META: modularize wsb labeled data downloader and transformer

richpauloo opened this issue · 3 comments

Presently, download_wsb_labeled.R and transform_wsb_labeled.R download and transform 11 state geometries from a github repo that hosts cleaned geojson polygons for each "labeled" state. This work is affiliated with NEIPS and IoW.

This issue replaces the 1 current downloader with 11 modular downloaders (one for each state) that only depend on the upstream URLs, which can be found by browsing code here: https://github.com/NIEPS-Water-Program/water-affordability/blob/main/rcode/access2_utility_data.R

The same is done for transformers.

When data cannot be recovered from an upstream URL, we can modify the downloader that currently targets all geojson files in the repo with only the states that could not be recovered, and focus on communication and outreach that helps finish those states.

States to address (at time of writing):

  • ca
  • ct
  • ks
  • nc
  • nj
  • nm
  • or
  • ok
  • pa
  • tx
  • wa
  • mo

More tasks:

  • Write a transformer that stitches together the transformed geojsons into "wsb_labeled.geojson"

@richpauloo this is getting more pressing the more additional states we actually have data for; e.g. pushing NC and MO through the current transformer may be more work than its worth. Lmk if you have 5 min to strategize.

Update 2: The below work for NC was done with data from this link, which only contains water source points, instead of this link, containing water systems. Discount the columns selected for NC as of now, but my general question checking the specific column names for the schema still stands

Update: I made a preliminary transformer for NC, choosing these columns for the schema: pwsid, ws_name (raw system_nam), state, county (raw sys_county), city (raw loc_city), source (raw src_name), owner (raw owner), st_areashape, centroid, area_hull, radius, geometry


Schema followup questions, starting with the transformer for NC:

The columns kept in transform_wsb_labeled.R are:
"pwsid", "gis_name", "population", "connections", "state", "county", "source", "st_areashape", "owner", "centroid_x", "centroid_y", "area_hull", "radius", "geometry"
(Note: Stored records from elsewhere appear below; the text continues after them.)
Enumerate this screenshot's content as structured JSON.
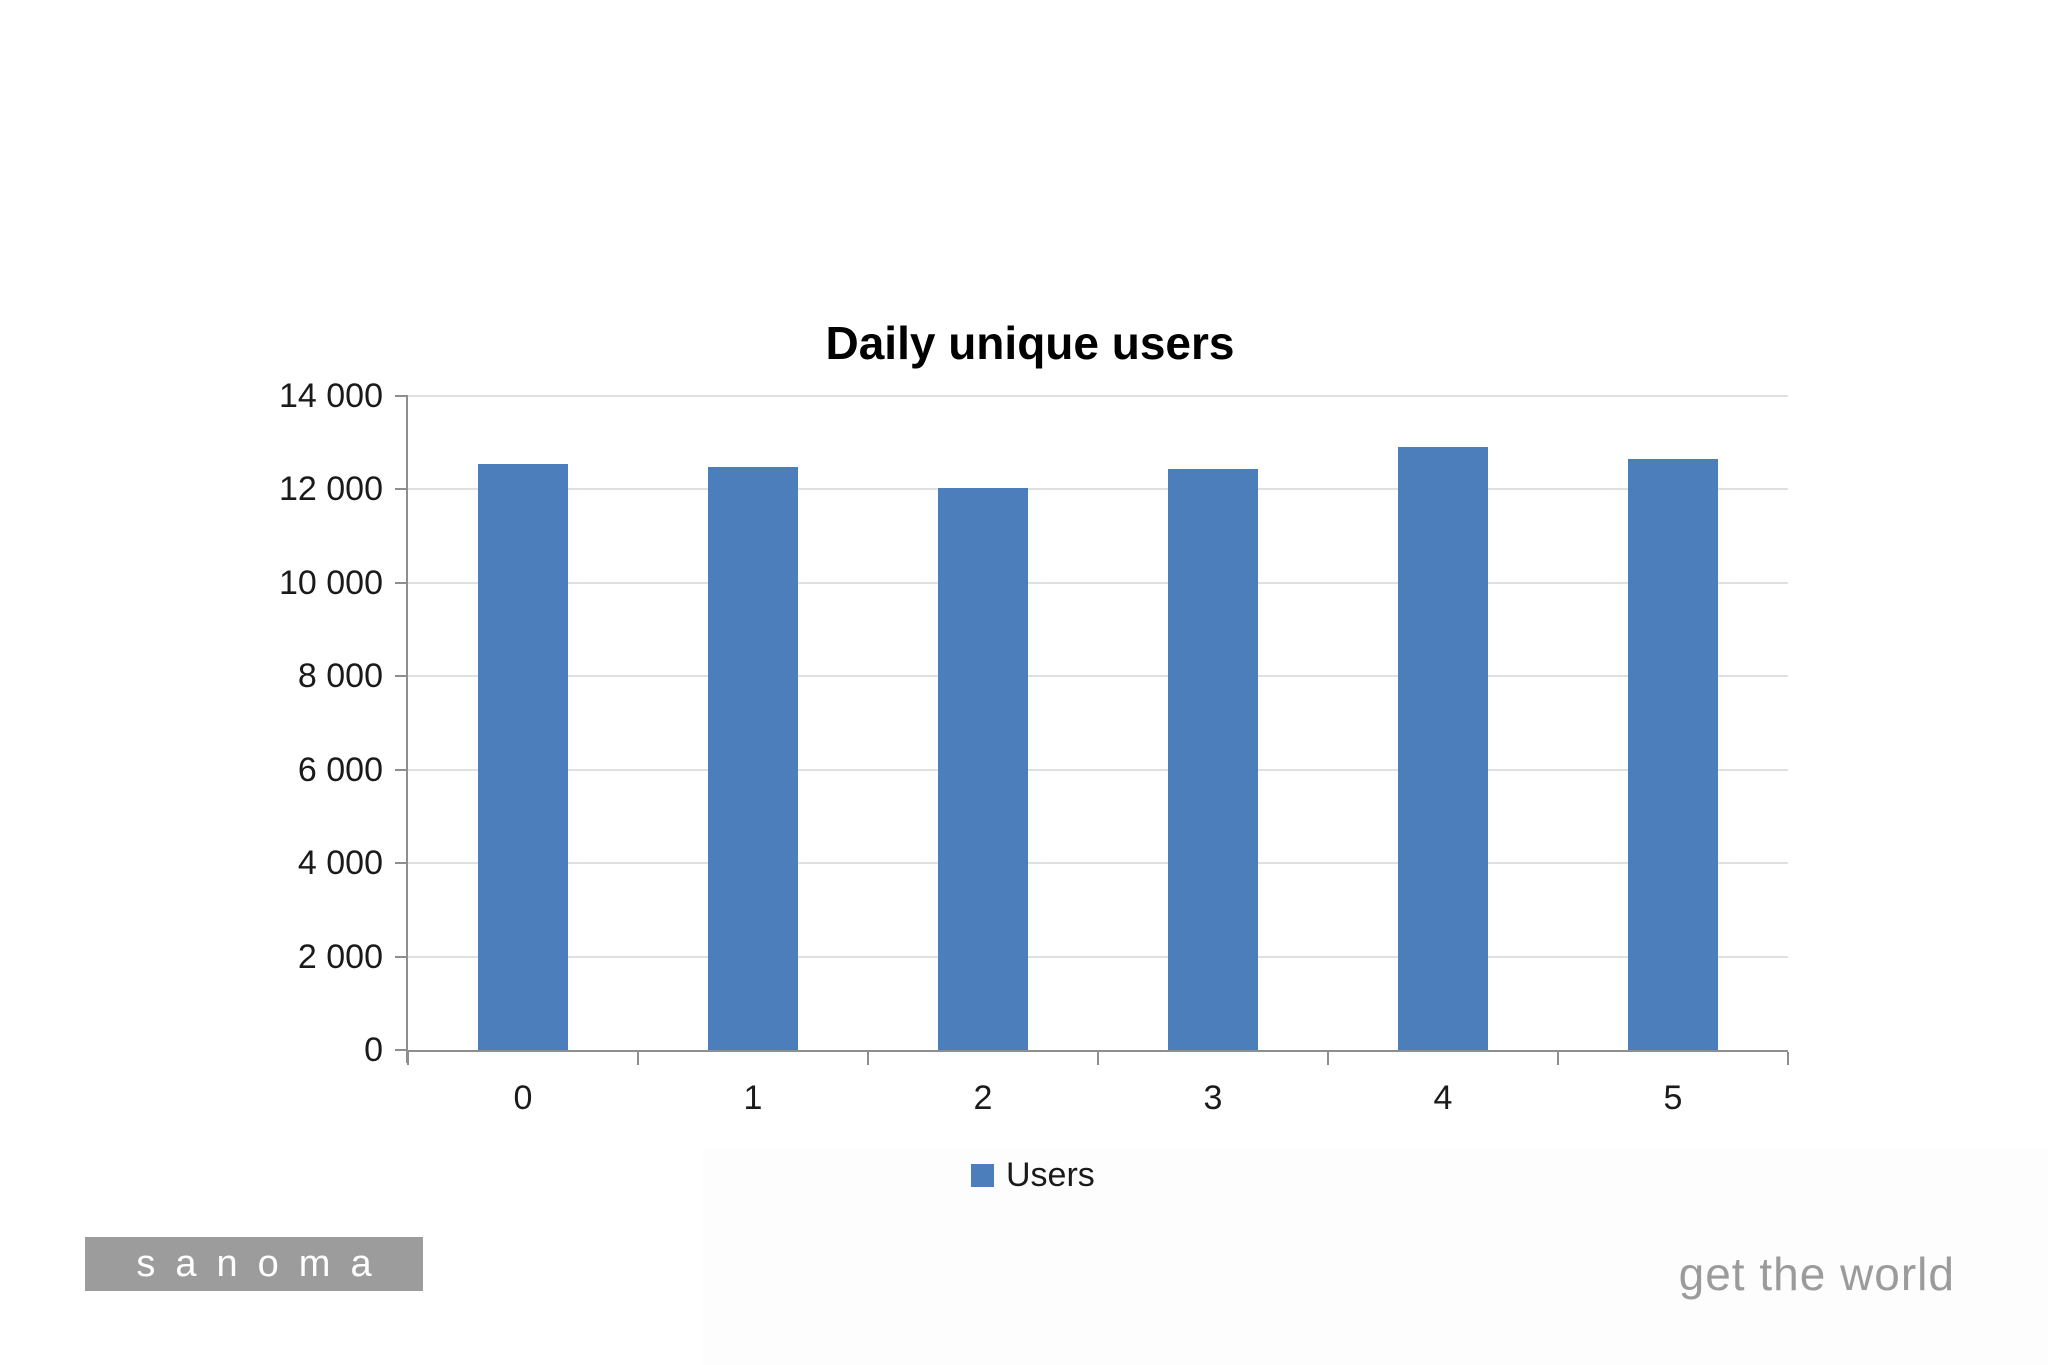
{
  "slide": {
    "footer": {
      "logo_text": "sanoma",
      "tagline": "get the world"
    }
  },
  "chart_data": {
    "type": "bar",
    "title": "Daily unique users",
    "categories": [
      "0",
      "1",
      "2",
      "3",
      "4",
      "5"
    ],
    "series": [
      {
        "name": "Users",
        "values": [
          12550,
          12480,
          12030,
          12440,
          12900,
          12650
        ]
      }
    ],
    "xlabel": "",
    "ylabel": "",
    "ylim": [
      0,
      14000
    ],
    "ytick_interval": 2000,
    "ytick_labels": [
      "0",
      "2 000",
      "4 000",
      "6 000",
      "8 000",
      "10 000",
      "12 000",
      "14 000"
    ],
    "grid": true,
    "legend_position": "bottom"
  },
  "colors": {
    "bar": "#4D7EBC",
    "gridline": "#E0E0E0",
    "axis": "#8E8E8E",
    "label_text": "#1A1A1A",
    "title_text": "#000000",
    "logo_bg": "#9C9C9C",
    "logo_text_color": "#FFFFFF",
    "tagline_text": "#9B9B9B",
    "panel_bg": "#FDFDFD"
  }
}
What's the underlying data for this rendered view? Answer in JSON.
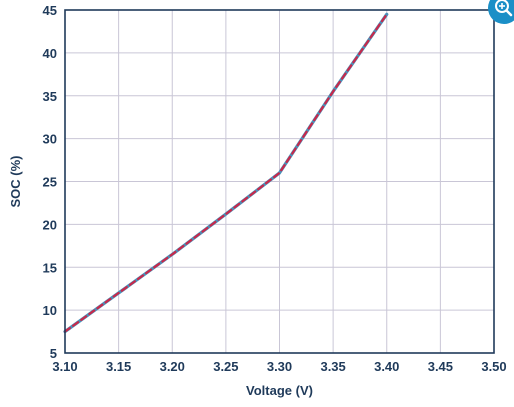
{
  "chart_data": {
    "type": "line",
    "title": "",
    "xlabel": "Voltage (V)",
    "ylabel": "SOC (%)",
    "xlim": [
      3.1,
      3.5
    ],
    "ylim": [
      5,
      45
    ],
    "x_ticks": [
      "3.10",
      "3.15",
      "3.20",
      "3.25",
      "3.30",
      "3.35",
      "3.40",
      "3.45",
      "3.50"
    ],
    "y_ticks": [
      "5",
      "10",
      "15",
      "20",
      "25",
      "30",
      "35",
      "40",
      "45"
    ],
    "grid": true,
    "series": [
      {
        "color": "#4a90b8",
        "style": "solid",
        "x": [
          3.1,
          3.15,
          3.2,
          3.25,
          3.3,
          3.35,
          3.4
        ],
        "y": [
          7.5,
          12.0,
          16.5,
          21.2,
          26.0,
          35.5,
          44.5
        ]
      },
      {
        "color": "#c8284a",
        "style": "dashed",
        "x": [
          3.1,
          3.15,
          3.2,
          3.25,
          3.3,
          3.35,
          3.4
        ],
        "y": [
          7.5,
          12.0,
          16.5,
          21.2,
          26.0,
          35.5,
          44.5
        ]
      }
    ]
  },
  "controls": {
    "zoom_icon": "zoom-in-icon",
    "zoom_color": "#1a8fc7"
  }
}
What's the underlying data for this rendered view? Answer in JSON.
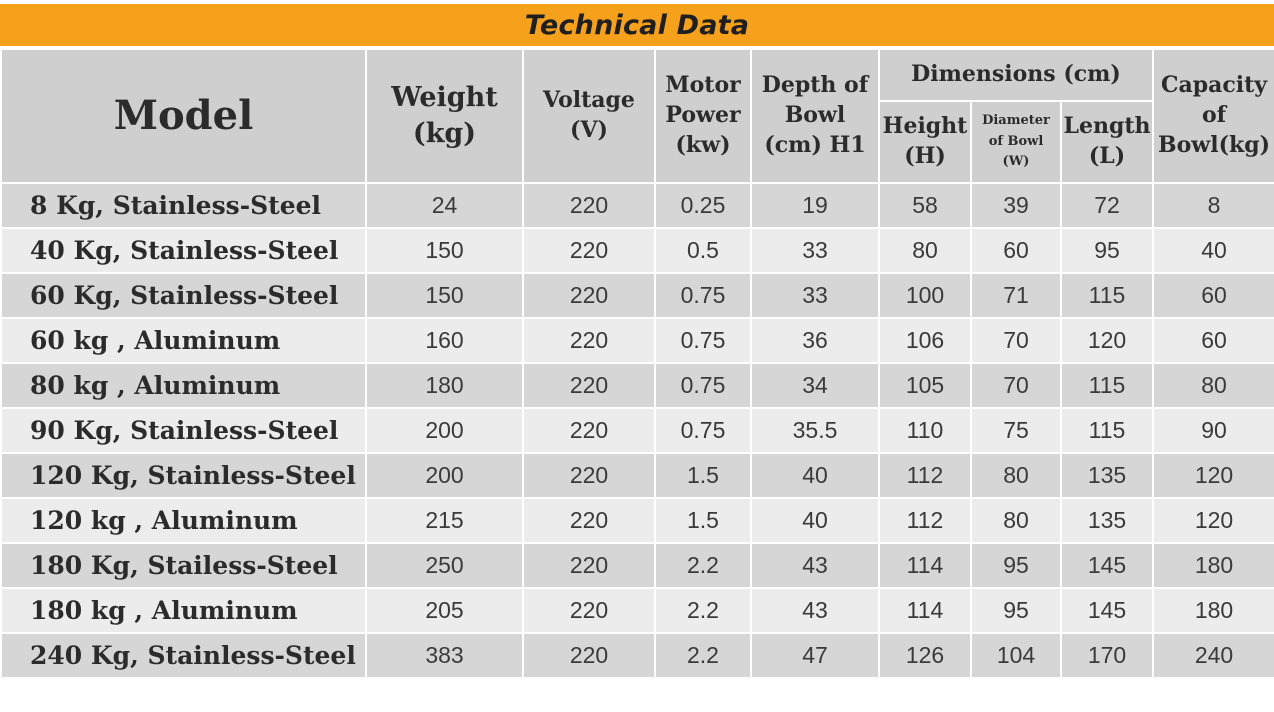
{
  "title": "Technical Data",
  "headers": {
    "model": "Model",
    "weight": [
      "Weight",
      "(kg)"
    ],
    "voltage": [
      "Voltage",
      "(V)"
    ],
    "motor_power": [
      "Motor",
      "Power",
      "(kw)"
    ],
    "depth": [
      "Depth of",
      "Bowl",
      "(cm) H1"
    ],
    "dimensions": "Dimensions (cm)",
    "height": [
      "Height",
      "(H)"
    ],
    "diameter": [
      "Diameter",
      "of Bowl",
      "(W)"
    ],
    "length": [
      "Length",
      "(L)"
    ],
    "capacity": [
      "Capacity",
      "of",
      "Bowl(kg)"
    ]
  },
  "rows": [
    {
      "model": "8 Kg, Stainless-Steel",
      "weight": "24",
      "voltage": "220",
      "power": "0.25",
      "depth": "19",
      "height": "58",
      "diameter": "39",
      "length": "72",
      "capacity": "8"
    },
    {
      "model": "40 Kg, Stainless-Steel",
      "weight": "150",
      "voltage": "220",
      "power": "0.5",
      "depth": "33",
      "height": "80",
      "diameter": "60",
      "length": "95",
      "capacity": "40"
    },
    {
      "model": "60 Kg, Stainless-Steel",
      "weight": "150",
      "voltage": "220",
      "power": "0.75",
      "depth": "33",
      "height": "100",
      "diameter": "71",
      "length": "115",
      "capacity": "60"
    },
    {
      "model": "60 kg , Aluminum",
      "weight": "160",
      "voltage": "220",
      "power": "0.75",
      "depth": "36",
      "height": "106",
      "diameter": "70",
      "length": "120",
      "capacity": "60"
    },
    {
      "model": "80 kg , Aluminum",
      "weight": "180",
      "voltage": "220",
      "power": "0.75",
      "depth": "34",
      "height": "105",
      "diameter": "70",
      "length": "115",
      "capacity": "80"
    },
    {
      "model": "90 Kg, Stainless-Steel",
      "weight": "200",
      "voltage": "220",
      "power": "0.75",
      "depth": "35.5",
      "height": "110",
      "diameter": "75",
      "length": "115",
      "capacity": "90"
    },
    {
      "model": "120 Kg, Stainless-Steel",
      "weight": "200",
      "voltage": "220",
      "power": "1.5",
      "depth": "40",
      "height": "112",
      "diameter": "80",
      "length": "135",
      "capacity": "120"
    },
    {
      "model": "120 kg , Aluminum",
      "weight": "215",
      "voltage": "220",
      "power": "1.5",
      "depth": "40",
      "height": "112",
      "diameter": "80",
      "length": "135",
      "capacity": "120"
    },
    {
      "model": "180 Kg, Stailess-Steel",
      "weight": "250",
      "voltage": "220",
      "power": "2.2",
      "depth": "43",
      "height": "114",
      "diameter": "95",
      "length": "145",
      "capacity": "180"
    },
    {
      "model": "180 kg , Aluminum",
      "weight": "205",
      "voltage": "220",
      "power": "2.2",
      "depth": "43",
      "height": "114",
      "diameter": "95",
      "length": "145",
      "capacity": "180"
    },
    {
      "model": "240 Kg, Stainless-Steel",
      "weight": "383",
      "voltage": "220",
      "power": "2.2",
      "depth": "47",
      "height": "126",
      "diameter": "104",
      "length": "170",
      "capacity": "240"
    }
  ],
  "colors": {
    "title_bar": "#f5a11c",
    "header_bg": "#cfcfcf",
    "row_dark": "#d6d6d6",
    "row_light": "#ececec"
  }
}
"gis_name", "population", "connections", "source", and "owner" are columns from the California WSB data. From our conversation yesterday, I gathered that we should not keep "population", and we should add in a "city" column. For all states' transformers, should we keep any columns with the same meaning as "gis_name", "source", and "owner"? The "connections" column is specific to CA, and for a state like NC, there are four columns with different types of connections. More generally, could we make a list of desired columns and their descriptions to keep in all transformers?

[ outdated ] Here's the metadata for NC. There are about 40 columns total, and for each column we might want to keep in the schema, there are several potential matches. For example, there's "loc_city", which seems to list the water department or treatment facility, and "ownr_city". There's also both "src_name" and "system_nam", and many location columns (description, address, zip codes) for the source, system, and owner.

Completed with a series of issues
Search "transformer/{state}" or "downloader/{state}" for PR record.